Ethereum co-founder Vitalik Buterin highlighted four potential pitfalls of Worldcoin's iris-scanning identity verification solution, co-founded by OpenAI CEO Sam Altman, which launched its WLD token earlier today.
Buterin pointed to privacy, accessibility, centralization and security as the major risks associated with Worldcoin’s Proof-of-Personhood (PoP) construction and proposed an alternative solution to mitigate against them in a blog post on Monday.
PoP is a system designed to authenticate the uniqueness of a user in a decentralized way without relying on a central authority or revealing personal information. Use cases include avoiding Sybil attacks by preventing multiple account creation, event tickets, airdrops and DAO voting.
Worldcoin users install an app and have their irises scanned by a device called the "Orb." The Orb verifies the user's humanity and iris uniqueness, creating an iris hash. This process results in a unique "World ID" for each user, who can then prove their uniqueness without revealing their specific identity, ensuring privacy and security.
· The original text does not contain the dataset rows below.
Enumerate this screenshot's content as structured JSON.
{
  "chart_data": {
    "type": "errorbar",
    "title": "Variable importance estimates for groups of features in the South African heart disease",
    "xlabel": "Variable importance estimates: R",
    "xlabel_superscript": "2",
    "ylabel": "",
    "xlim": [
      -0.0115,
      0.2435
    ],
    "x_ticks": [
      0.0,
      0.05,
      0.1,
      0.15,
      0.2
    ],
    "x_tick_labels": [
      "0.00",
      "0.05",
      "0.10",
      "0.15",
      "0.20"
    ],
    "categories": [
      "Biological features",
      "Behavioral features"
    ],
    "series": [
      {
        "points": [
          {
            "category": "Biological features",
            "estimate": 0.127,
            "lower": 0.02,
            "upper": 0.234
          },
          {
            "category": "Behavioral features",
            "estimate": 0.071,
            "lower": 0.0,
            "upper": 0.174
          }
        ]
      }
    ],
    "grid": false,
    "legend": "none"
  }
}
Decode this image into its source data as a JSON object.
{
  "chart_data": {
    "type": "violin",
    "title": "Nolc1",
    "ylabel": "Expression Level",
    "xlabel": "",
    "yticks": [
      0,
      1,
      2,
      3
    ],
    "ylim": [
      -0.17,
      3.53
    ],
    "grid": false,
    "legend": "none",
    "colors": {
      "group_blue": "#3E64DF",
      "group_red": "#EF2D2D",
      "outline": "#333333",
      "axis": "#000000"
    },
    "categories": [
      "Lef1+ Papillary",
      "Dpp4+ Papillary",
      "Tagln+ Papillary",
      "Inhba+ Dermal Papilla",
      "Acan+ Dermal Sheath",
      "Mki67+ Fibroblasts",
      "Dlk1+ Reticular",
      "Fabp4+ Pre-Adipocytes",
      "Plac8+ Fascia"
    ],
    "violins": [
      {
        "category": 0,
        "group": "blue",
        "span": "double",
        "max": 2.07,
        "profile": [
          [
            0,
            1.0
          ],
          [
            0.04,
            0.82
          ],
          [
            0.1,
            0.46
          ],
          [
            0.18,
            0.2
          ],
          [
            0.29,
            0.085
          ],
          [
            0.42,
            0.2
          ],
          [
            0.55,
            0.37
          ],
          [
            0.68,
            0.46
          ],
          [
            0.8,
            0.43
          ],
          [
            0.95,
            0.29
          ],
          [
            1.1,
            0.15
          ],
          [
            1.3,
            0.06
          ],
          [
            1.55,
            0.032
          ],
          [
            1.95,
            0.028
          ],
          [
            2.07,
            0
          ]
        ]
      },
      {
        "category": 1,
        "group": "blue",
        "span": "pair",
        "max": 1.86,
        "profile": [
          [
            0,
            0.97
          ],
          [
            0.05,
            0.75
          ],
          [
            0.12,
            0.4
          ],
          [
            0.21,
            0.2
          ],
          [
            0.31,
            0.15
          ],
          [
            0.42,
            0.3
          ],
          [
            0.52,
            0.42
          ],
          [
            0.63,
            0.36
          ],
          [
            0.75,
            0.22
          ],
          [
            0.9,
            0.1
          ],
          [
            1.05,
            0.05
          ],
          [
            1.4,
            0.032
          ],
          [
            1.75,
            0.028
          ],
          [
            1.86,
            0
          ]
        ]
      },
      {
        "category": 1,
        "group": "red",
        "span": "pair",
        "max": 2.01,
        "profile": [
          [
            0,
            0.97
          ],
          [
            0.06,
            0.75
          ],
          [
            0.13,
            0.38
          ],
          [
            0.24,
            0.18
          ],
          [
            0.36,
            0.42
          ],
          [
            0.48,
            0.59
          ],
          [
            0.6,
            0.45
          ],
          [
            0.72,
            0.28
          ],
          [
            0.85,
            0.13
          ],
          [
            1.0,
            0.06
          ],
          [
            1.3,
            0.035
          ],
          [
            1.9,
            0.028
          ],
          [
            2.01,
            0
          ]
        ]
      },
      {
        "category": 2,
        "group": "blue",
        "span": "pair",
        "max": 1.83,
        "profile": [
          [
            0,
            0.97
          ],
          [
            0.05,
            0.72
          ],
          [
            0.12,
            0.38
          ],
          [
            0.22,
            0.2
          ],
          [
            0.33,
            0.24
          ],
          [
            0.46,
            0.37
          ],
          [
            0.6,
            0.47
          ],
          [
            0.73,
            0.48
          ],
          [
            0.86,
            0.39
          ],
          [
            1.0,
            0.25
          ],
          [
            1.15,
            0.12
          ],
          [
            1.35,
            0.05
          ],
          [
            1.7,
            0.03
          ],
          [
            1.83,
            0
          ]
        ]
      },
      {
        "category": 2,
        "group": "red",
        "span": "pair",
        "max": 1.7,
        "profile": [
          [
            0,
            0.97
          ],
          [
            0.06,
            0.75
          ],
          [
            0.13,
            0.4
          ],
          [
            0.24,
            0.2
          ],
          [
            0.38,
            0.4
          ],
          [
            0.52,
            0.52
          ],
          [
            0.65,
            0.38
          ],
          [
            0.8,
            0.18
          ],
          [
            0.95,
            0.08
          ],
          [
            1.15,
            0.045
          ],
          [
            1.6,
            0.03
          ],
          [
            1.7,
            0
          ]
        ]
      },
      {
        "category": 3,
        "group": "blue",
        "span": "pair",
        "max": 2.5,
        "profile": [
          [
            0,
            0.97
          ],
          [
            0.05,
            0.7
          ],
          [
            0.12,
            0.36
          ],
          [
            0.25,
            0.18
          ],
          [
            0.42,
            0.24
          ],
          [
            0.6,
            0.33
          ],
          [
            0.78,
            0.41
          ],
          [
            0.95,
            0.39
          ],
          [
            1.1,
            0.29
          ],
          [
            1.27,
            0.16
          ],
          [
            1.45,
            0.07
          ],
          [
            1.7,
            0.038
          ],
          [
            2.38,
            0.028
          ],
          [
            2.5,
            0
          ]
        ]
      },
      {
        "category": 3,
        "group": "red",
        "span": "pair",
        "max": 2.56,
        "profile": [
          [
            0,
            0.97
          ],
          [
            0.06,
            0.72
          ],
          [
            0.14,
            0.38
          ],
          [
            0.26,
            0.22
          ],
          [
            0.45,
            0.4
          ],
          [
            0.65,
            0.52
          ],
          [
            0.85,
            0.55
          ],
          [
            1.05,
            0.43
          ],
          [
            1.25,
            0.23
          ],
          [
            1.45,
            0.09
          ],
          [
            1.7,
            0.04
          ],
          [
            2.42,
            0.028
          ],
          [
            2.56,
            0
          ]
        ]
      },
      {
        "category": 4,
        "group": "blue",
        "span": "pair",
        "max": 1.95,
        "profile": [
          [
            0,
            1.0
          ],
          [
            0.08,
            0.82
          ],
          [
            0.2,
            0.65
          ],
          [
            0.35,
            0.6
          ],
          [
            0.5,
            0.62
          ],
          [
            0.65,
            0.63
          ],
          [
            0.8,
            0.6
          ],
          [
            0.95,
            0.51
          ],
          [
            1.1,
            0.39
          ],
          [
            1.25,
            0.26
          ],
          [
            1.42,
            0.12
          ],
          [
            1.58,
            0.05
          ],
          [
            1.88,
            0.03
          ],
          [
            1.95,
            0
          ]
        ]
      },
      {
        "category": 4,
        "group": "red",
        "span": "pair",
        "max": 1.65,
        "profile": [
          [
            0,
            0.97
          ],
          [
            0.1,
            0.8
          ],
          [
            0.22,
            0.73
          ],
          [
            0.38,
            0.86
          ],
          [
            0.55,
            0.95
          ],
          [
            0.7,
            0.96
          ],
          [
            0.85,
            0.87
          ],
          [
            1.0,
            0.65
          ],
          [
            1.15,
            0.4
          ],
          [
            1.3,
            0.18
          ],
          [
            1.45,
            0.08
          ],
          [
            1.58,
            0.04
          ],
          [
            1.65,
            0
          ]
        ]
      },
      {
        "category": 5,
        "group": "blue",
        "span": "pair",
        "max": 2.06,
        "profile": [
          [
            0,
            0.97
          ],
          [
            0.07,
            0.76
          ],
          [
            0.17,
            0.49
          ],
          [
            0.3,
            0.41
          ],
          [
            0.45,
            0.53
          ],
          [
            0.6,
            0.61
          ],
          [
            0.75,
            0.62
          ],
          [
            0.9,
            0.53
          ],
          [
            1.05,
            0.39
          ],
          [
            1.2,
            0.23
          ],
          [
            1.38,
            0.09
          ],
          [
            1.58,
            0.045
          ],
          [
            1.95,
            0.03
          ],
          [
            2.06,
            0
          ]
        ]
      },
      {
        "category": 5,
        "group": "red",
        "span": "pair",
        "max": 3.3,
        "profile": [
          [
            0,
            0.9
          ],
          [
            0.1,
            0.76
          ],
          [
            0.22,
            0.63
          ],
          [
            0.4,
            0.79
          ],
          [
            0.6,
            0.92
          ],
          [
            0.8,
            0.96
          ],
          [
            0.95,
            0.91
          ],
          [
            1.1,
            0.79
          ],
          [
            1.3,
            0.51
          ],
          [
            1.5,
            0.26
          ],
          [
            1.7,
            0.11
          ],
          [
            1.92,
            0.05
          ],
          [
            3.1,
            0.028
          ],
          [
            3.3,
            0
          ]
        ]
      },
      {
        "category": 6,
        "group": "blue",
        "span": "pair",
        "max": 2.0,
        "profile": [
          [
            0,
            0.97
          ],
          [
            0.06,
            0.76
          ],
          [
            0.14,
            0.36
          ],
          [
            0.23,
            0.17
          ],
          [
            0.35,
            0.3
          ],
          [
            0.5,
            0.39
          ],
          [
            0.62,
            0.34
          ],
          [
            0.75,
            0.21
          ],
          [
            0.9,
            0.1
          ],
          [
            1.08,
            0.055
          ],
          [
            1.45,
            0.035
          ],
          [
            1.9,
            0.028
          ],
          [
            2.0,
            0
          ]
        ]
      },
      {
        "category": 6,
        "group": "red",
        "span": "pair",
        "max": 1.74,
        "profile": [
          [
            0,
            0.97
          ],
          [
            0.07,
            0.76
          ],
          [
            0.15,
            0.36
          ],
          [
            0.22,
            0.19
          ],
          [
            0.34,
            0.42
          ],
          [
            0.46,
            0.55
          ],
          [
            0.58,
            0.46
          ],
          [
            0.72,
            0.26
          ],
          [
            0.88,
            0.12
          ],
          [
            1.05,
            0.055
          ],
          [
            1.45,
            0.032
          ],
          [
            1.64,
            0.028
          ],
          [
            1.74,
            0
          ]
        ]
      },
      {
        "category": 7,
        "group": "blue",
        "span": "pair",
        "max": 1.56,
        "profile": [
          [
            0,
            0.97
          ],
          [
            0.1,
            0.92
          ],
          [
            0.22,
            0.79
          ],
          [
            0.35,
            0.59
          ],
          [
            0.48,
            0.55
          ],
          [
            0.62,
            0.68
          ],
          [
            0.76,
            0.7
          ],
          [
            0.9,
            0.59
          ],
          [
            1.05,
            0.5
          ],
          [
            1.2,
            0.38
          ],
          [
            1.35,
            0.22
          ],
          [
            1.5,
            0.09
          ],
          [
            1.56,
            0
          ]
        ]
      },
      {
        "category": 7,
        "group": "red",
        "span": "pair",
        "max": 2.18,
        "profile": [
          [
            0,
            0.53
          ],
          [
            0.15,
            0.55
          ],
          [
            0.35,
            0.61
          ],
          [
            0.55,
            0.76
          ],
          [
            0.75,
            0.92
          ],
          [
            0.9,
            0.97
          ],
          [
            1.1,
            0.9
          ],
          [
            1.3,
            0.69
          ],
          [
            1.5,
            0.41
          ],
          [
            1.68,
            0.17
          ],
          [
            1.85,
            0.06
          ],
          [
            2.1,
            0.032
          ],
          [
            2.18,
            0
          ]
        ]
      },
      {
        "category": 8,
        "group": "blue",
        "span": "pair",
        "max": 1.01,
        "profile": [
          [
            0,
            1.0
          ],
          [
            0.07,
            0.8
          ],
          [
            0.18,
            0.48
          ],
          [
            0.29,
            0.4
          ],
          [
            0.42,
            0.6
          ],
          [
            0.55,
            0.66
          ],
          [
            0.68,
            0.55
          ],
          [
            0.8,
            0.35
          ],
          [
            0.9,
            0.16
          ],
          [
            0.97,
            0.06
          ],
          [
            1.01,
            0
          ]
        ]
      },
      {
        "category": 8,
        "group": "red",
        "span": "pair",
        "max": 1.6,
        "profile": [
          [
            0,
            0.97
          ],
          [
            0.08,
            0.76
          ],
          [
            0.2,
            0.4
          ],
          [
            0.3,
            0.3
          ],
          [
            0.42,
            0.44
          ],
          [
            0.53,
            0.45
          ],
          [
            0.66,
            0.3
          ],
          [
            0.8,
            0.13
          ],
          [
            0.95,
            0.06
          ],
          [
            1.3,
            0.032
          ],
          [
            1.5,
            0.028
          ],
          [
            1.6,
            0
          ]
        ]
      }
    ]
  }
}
Risks in Worldcoin’s construction
As the Worldcoin project involves iris scanning, it raises substantial privacy concerns, according to Buterin. Even though the system currently only stores hashed versions of iris scans, not the actual images, and aims to protect user identity with ZK-SNARKs and other cryptographic techniques, there is an inherent risk of identity-related information being misused or leaked, Buterin said. “At the very least, if someone else scans your iris, they can check it against the database to determine whether or not you have a World ID. Potentially, iris scans might reveal more information,” he added.
Buterin also had accessibility concerns, with users needing to physically access a Worldcoin Orb to participate, limiting the project's reach. Unless enough Orbs were created so that anyone could easily access one, it could lead to an imbalance of Worldcoin distribution favoring urban centers where Orbs are likely to be more available. However, Worldcoin has previously highlighted phone number verification as an alternative to the Orb biometric imaging device.
The third risk Buterin put forward was centralization. The integrity of Worldcoin's Orb hardware device construction can’t be verified, leaving the possibility of backdoors, Buterin said. Even if the software layer is decentralized, the Worldcoin Foundation has the potential to insert a backdoor and create fake human identities, he added. Worldcoin’s governance and proprietary algorithms are further centralization concerns, according to Buterin. Though, “to Worldcoin's credit, they have also committed to decentralize over time,” Buterin added.
Finally, the security of the Worldcoin system was also a risk for Buterin. Phone hacking, coercion into scanning irises for someone else, selling or renting IDs and 3D-printed “fake people” used to dupe the scan for World IDs were examples of such risks, Buterin said. Though, these issues are not specific to Worldcoin’s solution.
Buterin did find the concept behind Worldcoin valuable, arguing that not having any proof-of-personhood systems involves risks too. But more progress on the types of systems was needed.
"The concept of proof-of-personhood in principle seems very valuable, and while the various implementations have their risks, not having any proof-of-personhood at all has its risks too: a world with no proof-of-personhood seems more likely to be a world dominated by centralized identity solutions, money, small closed communities or some combination of all three. I look forward to seeing more progress on all types of proof of personhood, and hopefully seeing the different approaches eventually come together into a coherent whole," Buterin said.
Buterin’s proposed solution
While Buterin said there was “no ideal form of proof of personhood” to address these risks, he suggested combining the three current approaches: social-graph-based, general-hardware biometric and specialized-hardware biometric techniques. Such a solution could provide a decentralized, scalable and privacy-conscious system that is secure against fake identities, he added.
Worldcoin launched its WLD token earlier today. The price of WLD surged 88% following listings on multiple exchanges including Binance, Bybit, OKX and Huobi. Last week, Worldcoin completed its migration to the OP Mainnet, an Ethereum Layer 2 scaling solution.
Worldcoin did not immediately respond to a request for comment from The Block.